Stevens Calls for Rededication to First Principles and Fiduciary Responsibility

Washington, June 15, 2004 - In his first speech since becoming President of the Investment Company Institute, Paul Schott Stevens today called on the mutual fund industry to rededicate itself as a fiduciary and place the interests of shareholders first as an essential part of how mutual funds respond to the recent scandals.


ICI President Paul Schott Stevens

Stevens’ speech (text or video) at the National Press Club, “America’s Mutual Funds: The Road Ahead,” outlined four factors that explain the growth and broad acceptance of mutual funds by American investors to achieve their most important financial goals, “accountability, the ‘mutual’ character of mutual funds, accessible information that is thorough and reliable, and, most important, trust.”

The revelations of late trading and market timing abuses “cut so broad and deep” in the mutual fund industry according to Stevens because they “depart so radically from the duties we know mutual funds owe to their investors.” Stevens stated the industry’s response calls for “bolstering the fiduciary culture upon which the industry was founded.”

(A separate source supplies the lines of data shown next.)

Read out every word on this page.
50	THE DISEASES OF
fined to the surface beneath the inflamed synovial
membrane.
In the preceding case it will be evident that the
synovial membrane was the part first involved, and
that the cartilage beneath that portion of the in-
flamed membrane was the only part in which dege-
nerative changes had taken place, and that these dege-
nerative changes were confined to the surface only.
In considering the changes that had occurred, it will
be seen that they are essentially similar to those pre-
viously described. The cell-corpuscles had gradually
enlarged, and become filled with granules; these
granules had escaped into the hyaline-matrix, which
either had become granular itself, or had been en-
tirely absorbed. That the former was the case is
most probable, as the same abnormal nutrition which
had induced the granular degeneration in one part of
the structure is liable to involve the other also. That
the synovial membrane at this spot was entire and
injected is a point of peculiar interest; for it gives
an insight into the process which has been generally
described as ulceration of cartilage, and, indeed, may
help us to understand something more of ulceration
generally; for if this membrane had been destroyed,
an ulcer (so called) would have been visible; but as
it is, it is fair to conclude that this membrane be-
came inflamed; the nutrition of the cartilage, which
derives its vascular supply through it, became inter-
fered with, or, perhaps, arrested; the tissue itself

Stevens lauded the SEC’s regulatory oversight, “Make no mistake – the Institute strongly supports this reform process. We have called upon the Commission to administer strong medicine to prevent such trading abuses in the future, and we have endorsed the vast majority of other proposals it has developed, including in the areas of fund governance, disclosure practices and compliance programs. We will bend every effort to assist mutual funds to fully implement the SEC’s new regulations, in whatever form they are adopted. We will work hard to assure that these reforms realize their full potential to prevent such abuses in the future.”

Stevens noted that the scandal was not limited to mutual funds and the record “makes it clear that more is needed if we are to successfully prevent future abuses,” particularly with the role of intermediaries, hedge funds, and their interaction with mutual funds.